Schmich once wrote a column that people still remember, a rare thing in a field in which words rarely last longer than the time it takes to drink a cup of coffee. It was published in the spring of 1997. It wasn’t about Chicago; it was about everyone everywhere.

Wear sunscreen,” she advised the Class of ’97, in a mock commencement address. “. . . Do not read beauty magazines. They will only make you feel ugly. . . . Live in New York City once, but leave before it makes you hard. Live in Northern California once, but leave before it makes you soft.”

The column went viral, far beyond Chicagoland (and frequently misattributed to the novelist Kurt Vonnegut). Schmich turned it into a book series; it also became a popular song, which inspired parodies. Schmich still hears about it, as she did this week from readers wishing her farewell. “I’m still wearing sunscreen,” one wrote as a sign-off.

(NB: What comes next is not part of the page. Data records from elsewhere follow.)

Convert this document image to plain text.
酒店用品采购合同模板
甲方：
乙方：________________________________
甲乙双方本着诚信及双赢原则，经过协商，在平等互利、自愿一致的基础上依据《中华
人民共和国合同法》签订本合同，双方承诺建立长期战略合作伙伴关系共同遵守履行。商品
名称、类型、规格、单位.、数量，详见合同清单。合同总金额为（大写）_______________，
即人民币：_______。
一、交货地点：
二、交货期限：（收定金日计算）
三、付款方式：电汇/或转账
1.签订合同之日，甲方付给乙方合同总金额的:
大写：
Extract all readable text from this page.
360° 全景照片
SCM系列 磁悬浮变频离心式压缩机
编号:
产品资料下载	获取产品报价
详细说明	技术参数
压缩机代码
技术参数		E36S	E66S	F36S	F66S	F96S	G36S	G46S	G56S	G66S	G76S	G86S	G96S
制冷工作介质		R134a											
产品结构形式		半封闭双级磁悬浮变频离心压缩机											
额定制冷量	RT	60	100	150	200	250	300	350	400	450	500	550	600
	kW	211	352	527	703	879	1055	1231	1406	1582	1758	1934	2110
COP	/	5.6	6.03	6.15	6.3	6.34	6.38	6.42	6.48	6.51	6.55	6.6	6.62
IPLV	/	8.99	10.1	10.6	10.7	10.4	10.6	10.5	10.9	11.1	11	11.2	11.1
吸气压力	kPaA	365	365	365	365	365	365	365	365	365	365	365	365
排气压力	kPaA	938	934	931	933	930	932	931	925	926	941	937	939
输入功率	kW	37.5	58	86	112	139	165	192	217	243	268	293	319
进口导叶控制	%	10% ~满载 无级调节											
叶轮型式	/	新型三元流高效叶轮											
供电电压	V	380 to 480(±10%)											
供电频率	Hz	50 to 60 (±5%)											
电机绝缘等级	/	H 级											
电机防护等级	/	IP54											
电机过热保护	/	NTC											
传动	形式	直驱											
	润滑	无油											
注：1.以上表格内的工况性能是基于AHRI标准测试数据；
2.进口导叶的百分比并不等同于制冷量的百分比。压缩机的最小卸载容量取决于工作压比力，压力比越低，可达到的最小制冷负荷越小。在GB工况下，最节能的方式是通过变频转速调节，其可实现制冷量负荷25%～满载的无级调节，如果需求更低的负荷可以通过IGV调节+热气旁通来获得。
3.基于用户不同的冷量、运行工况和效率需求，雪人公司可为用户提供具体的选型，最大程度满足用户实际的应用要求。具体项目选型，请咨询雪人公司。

Reading these notes, Schmich was struck by how “profoundly personal” readers’ related to her column and the newspaper that published it. They told her when they first discovered her work, when they read it (first thing in the morning), how they did so (over coffee), or where (at the breakfast table, in bed, in the hospital).

She acknowledges that many of these readers are older, and that younger people have different habits and loyalties. While this cohort still values the hard facts of news stories and the hard advocacy of opinion columns, she said, the kind of column she wrote may have less of a future.

“I do think we’re losing this species of column . . . that isn’t just there to provoke you, but to interpret for you, and to sometimes calm you down,” she said. “Columnists are the interpreters. The news alone can’t necessarily engage you fully. A column brings heart, it brings a viewpoint, which is different from an opinion. An opinion tells you right from wrong. A viewpoint shapes how you tell a story. It’s a subtler form of opinion.”

Schmich doesn’t want to get too nostalgic. She knows the great metro newspapers, and their signature columnists, had plenty of flaws. They could be smug and sexist, and sometimes downright racist.

“On the other hand,” she says, “what’s happening now is very disorienting. We’re losing powerful local papers that [provided] a shared experience. It’s all kind of a swirl. The question for me is, will the swirl ever end? Maybe it’s permanent.”

What’s getting lost in all that swirl?

The columnist pauses to consider and reflect, as she has a few thousand times over the past 29 years, finally circling back to her original theme.

“A connection,” she answers.

Paul Farhi is The Washington Post’s media reporter. He started at The Post in 1988 and has been a financial reporter, a political reporter and a Style reporter.